Quando ha deciso che la direzione d’orchestra sarebbe stata la sua strada?
«Ho iniziato studiano pianoforte a 5 anni perché, essendo molto attiva e vivace, gli insegnati suggerirono ai miei genitori di farmi fare delle attività. Invece, avevo 9-10 anni quando il mio insegnante di pianoforte mi invitò a un suo concerto nel quale suonava con l’orchestra e rimasi folgorata da chi stava sul podio. Mamma e papà raccontano che alla fine dissi: “voglio fare il lavoro di quel signore che sta al centro della sala"».
Ha incontrato delle difficoltà nell’inseguire il suo sogno?
«Parecchie, soprattutto all’inizio, perché mi sono diplomata in direzione d’orchestra 25 anni fa.
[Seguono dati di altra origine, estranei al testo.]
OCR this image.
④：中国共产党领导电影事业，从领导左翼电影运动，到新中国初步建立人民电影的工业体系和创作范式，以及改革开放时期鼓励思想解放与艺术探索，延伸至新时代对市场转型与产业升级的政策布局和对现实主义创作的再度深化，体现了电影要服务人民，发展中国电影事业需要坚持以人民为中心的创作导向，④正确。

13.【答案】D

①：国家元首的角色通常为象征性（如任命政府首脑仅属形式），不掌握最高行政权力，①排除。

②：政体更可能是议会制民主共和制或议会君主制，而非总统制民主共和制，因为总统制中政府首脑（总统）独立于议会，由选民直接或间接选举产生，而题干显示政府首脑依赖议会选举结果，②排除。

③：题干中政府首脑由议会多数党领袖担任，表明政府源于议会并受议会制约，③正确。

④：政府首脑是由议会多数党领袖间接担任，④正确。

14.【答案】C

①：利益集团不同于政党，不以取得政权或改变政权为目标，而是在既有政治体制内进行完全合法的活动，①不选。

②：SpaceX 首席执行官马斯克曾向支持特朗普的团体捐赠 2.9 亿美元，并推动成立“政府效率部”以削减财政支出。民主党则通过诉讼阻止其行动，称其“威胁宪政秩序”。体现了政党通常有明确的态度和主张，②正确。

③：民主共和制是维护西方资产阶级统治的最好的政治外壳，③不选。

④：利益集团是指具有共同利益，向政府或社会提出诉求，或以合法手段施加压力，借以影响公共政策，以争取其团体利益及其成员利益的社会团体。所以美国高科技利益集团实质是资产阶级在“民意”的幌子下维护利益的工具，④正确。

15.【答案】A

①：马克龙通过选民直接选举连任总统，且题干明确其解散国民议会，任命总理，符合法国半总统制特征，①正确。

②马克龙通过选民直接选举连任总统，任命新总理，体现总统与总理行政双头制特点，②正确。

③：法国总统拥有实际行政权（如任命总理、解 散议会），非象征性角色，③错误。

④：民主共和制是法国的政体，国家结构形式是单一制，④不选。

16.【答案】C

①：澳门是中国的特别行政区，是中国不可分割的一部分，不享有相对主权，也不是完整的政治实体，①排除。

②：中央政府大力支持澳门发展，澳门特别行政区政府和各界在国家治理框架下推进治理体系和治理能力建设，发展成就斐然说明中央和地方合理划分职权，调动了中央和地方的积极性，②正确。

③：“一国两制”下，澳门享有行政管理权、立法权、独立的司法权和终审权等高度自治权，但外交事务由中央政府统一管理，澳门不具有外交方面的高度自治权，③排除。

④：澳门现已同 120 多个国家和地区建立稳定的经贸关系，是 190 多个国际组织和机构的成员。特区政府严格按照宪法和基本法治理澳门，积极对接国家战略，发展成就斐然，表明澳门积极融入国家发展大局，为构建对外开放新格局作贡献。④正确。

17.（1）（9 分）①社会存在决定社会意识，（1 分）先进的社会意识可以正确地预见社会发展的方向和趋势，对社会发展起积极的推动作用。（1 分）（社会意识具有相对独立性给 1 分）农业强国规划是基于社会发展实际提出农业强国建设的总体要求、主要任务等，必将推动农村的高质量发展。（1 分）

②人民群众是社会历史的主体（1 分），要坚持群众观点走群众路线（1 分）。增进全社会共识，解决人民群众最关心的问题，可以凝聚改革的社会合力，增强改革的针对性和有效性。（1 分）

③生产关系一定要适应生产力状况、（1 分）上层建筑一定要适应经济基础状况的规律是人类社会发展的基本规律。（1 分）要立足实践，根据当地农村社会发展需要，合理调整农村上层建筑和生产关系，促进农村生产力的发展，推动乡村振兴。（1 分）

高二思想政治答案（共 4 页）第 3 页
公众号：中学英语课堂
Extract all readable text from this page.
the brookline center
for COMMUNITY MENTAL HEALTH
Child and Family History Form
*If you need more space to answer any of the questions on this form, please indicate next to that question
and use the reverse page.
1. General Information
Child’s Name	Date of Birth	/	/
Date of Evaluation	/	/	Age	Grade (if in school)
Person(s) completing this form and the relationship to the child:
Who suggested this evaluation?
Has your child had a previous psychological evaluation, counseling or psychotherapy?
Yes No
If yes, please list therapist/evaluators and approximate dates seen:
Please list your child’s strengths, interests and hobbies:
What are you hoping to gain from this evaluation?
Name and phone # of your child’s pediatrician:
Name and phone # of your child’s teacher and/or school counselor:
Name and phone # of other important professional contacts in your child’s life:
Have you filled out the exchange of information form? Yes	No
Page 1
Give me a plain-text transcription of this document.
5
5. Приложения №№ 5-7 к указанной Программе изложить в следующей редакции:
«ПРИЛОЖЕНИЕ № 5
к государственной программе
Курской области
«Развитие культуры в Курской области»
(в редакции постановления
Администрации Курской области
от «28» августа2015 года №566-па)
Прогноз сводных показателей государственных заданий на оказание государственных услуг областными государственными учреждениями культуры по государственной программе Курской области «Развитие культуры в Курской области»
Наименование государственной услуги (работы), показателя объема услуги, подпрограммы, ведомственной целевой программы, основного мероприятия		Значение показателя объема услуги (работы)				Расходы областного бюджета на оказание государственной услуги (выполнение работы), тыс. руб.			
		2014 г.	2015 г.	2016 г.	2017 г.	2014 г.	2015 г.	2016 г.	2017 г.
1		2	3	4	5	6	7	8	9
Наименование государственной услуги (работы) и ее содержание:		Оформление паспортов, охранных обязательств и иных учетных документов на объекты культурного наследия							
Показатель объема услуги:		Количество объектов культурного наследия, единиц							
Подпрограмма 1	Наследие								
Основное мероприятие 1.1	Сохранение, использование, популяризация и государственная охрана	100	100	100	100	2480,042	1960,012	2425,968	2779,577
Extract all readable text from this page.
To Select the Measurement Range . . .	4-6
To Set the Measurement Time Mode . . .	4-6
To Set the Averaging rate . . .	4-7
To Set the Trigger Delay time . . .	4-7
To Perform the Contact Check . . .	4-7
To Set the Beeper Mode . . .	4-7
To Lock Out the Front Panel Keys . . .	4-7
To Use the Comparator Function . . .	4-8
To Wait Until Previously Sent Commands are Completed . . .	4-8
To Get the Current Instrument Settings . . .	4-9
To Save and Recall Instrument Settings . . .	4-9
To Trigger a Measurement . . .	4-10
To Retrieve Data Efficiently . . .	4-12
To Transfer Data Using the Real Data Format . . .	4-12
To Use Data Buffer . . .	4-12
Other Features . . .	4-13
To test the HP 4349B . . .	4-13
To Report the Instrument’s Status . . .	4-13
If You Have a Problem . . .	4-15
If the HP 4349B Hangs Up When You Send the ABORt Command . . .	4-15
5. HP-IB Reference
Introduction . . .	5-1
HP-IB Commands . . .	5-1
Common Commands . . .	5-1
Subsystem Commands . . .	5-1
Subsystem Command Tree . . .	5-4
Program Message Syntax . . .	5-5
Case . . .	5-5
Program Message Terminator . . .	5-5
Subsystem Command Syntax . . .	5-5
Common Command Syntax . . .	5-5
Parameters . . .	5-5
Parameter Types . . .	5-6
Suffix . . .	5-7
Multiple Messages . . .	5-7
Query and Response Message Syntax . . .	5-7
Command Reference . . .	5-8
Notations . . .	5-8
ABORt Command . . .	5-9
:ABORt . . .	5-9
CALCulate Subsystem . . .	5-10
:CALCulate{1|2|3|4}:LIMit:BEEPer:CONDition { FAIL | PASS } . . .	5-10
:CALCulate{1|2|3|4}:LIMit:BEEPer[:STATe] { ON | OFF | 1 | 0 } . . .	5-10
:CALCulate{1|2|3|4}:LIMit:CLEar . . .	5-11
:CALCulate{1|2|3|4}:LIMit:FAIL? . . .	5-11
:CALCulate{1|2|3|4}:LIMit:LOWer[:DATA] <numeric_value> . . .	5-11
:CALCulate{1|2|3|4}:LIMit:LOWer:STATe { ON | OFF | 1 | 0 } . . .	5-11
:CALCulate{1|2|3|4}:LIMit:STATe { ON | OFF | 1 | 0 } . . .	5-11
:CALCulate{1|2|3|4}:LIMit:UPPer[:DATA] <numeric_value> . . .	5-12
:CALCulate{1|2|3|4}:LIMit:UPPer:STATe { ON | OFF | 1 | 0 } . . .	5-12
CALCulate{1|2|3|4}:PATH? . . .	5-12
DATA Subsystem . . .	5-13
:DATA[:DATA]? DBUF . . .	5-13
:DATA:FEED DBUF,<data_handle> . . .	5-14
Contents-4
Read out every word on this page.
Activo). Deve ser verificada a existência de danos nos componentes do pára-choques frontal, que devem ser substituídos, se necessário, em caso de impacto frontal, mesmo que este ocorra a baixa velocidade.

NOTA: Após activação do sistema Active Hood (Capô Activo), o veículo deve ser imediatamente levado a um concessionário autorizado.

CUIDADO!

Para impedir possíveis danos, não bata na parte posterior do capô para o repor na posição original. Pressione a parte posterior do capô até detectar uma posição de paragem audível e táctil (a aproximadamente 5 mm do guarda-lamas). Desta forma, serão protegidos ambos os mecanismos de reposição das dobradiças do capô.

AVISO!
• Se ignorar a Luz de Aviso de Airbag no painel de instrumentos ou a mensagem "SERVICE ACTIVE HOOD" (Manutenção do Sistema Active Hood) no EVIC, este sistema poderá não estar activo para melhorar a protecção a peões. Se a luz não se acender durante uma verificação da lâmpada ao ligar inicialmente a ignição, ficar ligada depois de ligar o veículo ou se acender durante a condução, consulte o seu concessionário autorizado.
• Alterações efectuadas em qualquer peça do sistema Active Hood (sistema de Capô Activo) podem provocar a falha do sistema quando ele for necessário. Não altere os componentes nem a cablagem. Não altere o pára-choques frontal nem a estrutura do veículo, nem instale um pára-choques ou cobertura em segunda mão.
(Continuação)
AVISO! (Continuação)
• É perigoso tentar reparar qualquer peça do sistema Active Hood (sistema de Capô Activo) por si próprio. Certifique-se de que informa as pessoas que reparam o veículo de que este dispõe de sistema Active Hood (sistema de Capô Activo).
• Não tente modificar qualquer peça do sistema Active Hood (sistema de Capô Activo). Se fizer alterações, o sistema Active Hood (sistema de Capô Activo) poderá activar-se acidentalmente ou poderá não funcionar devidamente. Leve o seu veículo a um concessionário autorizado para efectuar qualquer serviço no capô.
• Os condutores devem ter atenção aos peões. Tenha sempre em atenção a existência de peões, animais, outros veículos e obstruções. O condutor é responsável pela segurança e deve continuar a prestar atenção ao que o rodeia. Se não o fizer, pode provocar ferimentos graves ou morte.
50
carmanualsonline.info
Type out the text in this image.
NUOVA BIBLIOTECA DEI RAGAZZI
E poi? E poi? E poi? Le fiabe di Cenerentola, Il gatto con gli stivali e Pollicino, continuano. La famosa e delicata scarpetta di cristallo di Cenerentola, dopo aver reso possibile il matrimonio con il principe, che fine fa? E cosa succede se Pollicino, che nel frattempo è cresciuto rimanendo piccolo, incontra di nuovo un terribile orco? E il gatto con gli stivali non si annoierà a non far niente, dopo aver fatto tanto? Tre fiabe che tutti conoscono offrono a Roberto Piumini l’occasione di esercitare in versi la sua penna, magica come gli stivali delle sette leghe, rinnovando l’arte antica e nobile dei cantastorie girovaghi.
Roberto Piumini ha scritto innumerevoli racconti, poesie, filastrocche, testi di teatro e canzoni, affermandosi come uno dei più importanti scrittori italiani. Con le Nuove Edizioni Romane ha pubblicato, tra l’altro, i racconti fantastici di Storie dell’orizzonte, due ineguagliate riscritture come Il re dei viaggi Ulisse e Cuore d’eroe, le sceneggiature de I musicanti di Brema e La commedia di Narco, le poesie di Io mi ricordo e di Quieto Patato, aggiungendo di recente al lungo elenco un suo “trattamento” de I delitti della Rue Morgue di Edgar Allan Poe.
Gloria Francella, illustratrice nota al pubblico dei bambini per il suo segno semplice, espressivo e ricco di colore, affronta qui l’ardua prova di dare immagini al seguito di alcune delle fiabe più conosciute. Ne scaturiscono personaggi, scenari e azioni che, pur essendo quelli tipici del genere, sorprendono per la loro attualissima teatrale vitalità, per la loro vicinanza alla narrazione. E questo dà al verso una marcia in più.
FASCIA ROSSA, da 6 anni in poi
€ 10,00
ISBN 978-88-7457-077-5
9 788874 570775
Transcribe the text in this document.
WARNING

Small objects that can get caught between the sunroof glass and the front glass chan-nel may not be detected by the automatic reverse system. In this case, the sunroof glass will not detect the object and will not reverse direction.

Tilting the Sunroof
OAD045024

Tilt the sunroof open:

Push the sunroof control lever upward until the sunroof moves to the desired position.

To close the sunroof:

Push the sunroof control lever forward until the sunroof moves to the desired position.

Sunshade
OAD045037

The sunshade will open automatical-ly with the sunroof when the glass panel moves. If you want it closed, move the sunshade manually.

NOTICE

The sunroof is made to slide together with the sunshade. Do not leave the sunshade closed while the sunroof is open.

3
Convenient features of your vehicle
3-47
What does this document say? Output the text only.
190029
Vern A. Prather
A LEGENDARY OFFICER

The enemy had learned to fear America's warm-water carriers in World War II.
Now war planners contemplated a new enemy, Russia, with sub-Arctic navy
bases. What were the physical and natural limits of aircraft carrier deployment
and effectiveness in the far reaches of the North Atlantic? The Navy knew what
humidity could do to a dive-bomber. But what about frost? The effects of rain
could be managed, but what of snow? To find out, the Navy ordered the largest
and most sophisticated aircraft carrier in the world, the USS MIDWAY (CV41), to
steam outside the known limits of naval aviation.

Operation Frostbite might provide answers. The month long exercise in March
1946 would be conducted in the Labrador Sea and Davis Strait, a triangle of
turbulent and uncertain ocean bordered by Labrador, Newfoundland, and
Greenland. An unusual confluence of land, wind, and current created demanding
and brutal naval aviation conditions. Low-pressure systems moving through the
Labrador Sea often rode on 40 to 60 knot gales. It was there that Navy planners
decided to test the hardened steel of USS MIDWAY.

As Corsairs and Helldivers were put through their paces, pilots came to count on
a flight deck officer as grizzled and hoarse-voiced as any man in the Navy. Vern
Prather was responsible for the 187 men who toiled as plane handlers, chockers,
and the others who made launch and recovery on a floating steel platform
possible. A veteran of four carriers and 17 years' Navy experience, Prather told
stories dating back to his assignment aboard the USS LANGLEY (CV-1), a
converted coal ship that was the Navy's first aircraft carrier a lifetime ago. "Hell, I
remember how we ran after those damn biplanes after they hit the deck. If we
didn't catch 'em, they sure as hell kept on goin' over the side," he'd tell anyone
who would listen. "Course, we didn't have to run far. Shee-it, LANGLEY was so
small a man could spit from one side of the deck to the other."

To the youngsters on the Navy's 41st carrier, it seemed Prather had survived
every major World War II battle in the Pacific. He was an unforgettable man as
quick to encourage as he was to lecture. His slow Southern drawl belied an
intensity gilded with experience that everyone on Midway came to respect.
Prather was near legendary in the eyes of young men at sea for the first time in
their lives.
Allora direttrici ce n’erano veramente poche, non posso nemmeno dire di aver avuto un modello, perché ai concerti non se ne vedevano. È sempre difficile scardinare le abitudini, e non ne faccio nemmeno una colpa più di tanto, ma quando mi andavo a presentare a sovrintendenti e direttori artistici era strano. Non c’era nemmeno il modo di definirsi, cosa sdoganata non da molto».
Per arrivare a certi livelli le femmine devono faticare di più ed essere più preparate dei colleghi maschi?
«È come nello sport, occorre essere allenati e preparati. Devi studiare alla perfezione, devi convincere, perché devi vincere la resistenza iniziale. Inoltre, devi possedere una determinazione ferrea, perché ti si chiudono davanti tante porte, quindi devi essere risoluta e brava. Questi requisiti sono richiesti pure a un uomo».
Che consiglio darebbe a una ragazza che vuole diventare direttrice d’orchestra?
«La stessa cosa che direi a un ragazzo: di non cercare scorciatoie, di studiare. Perché capita spesso di vedere giovani che cercano altre strade pensando che, attraverso lobby, politica e potere, si possano raggiungere dei risultati. Sarà anche così – ci sono parecchi esempi -, ma non credo sia la chiave per diventare musicisti. Il giusto percorso è lento, occorre studiare e prepararsi. Anzi, più la strada è lunga, più arrivi preparato e maggiori saranno le possibilità di una brillante carriera».